Jeannette tells Billy the next day they can be friends. A few days later, he gives her a turquoise ring, which, while she knows accepting it will make him think she is his girlfriend, its beauty charms her and she takes it though she refuses to wear it.

As Jeannette predicts, the next time she and Billy and the neighborhood kids are playing, he calls her his girlfriend. During a game of hide and seek, he joins her in her hiding place and forcefully kisses her and begins trying to undress her. Jeannette bites his ear to make him stop; the next day, she returns the ring to him, saying she can't be his friend. Billy throws the ring at her and tells her he raped her. She is confused by the word but knows it must mean something bad.

The next day, Billy shows up at the house and starts shooting his BB gun through the windows at Jeannette and her siblings. The children, alone at the house, decide to retaliate and both Lori and Jeannette shoot their father's gun close enough to Billy to scare him off. Eventually, police officers show up with Mom and Dad in tow to find out what happened. Mom and Dad, uninterested in dealing with Billy and his family the next day, decide to leave town and head to Phoenix in the middle of the night.

On the way Phoenix, Jeannette happily envisions time with Grandma Smith. These dreams are crushed when Mom informs her Grandma has been dead for months and they are moving into the house that Mom has inherited. Jeannette is horrified Mom did not see the need to tell her about Grandma's death at the time it happened.

Analysis

In Sections 20 and 21, Walls contrasts her childhood with that of another impoverished neighborhood boy and demonstrates Jeannette's growing maturity and loss of innocence. First, Jeannette's interactions with Billy Deel give perspective on the hardships she faces, and Jeannette's character develops. When Billy takes Jeannette to see his father, she sees a household that's poorer than her own and a father-child relationship that's much more damaged than the one she has with her father. Additionally, through Walls' physical description of Billy's home — the filthy mattresses, the absence of even makeshift furniture — Walls demonstrates that while her family is poor, it is creative and loving and takes the time to make a house a true home. Secondly, Billy's willingness to mock his father contrasts with Jeannette's loyalty to her own father and her horror at Billy's behavior. This part of the memoir reveals that, while Jeannette is a very intelligent and imaginative child, she still retains a childlike innocence. Once again, Jeannette is not willing to come to terms with her father's drunkenness or irresponsible behavior and doggedly maintains her faith in him.
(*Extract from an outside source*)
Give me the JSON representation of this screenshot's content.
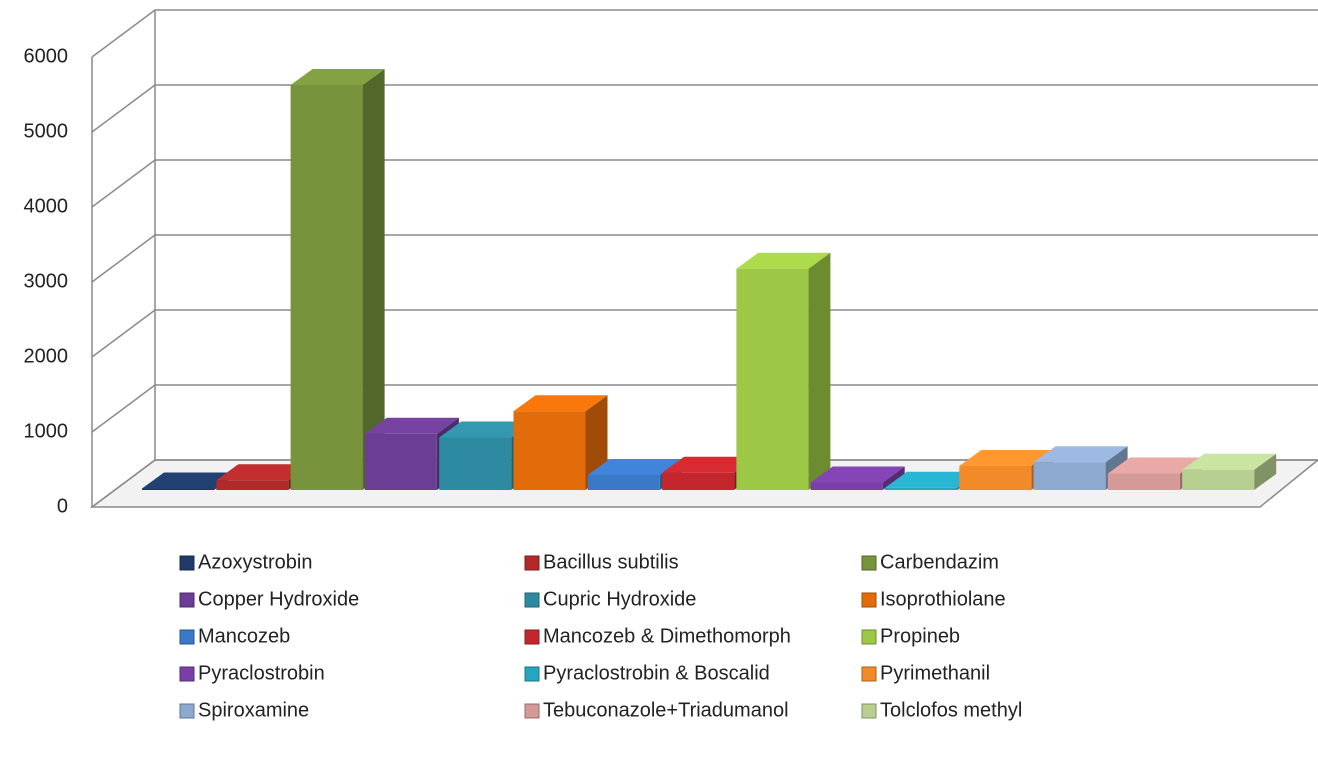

Jeannette loses some of her innocence through her interactions with Billy as well as her Mom's treatment of her grandmother's death. First, when Billy forces Jeannette to kiss him, she begins to learn about sexuality and gains an understanding of what happens in the brothel, the Green Lantern. Secondly, Jeannette is furious with her mother for withholding news of her grandmother's death and in this moment sees just how emotionally detached her mother can be. Through these moments, Jeannette begins to grow up and, while still a child, a child further shaped by the hardships she has endured.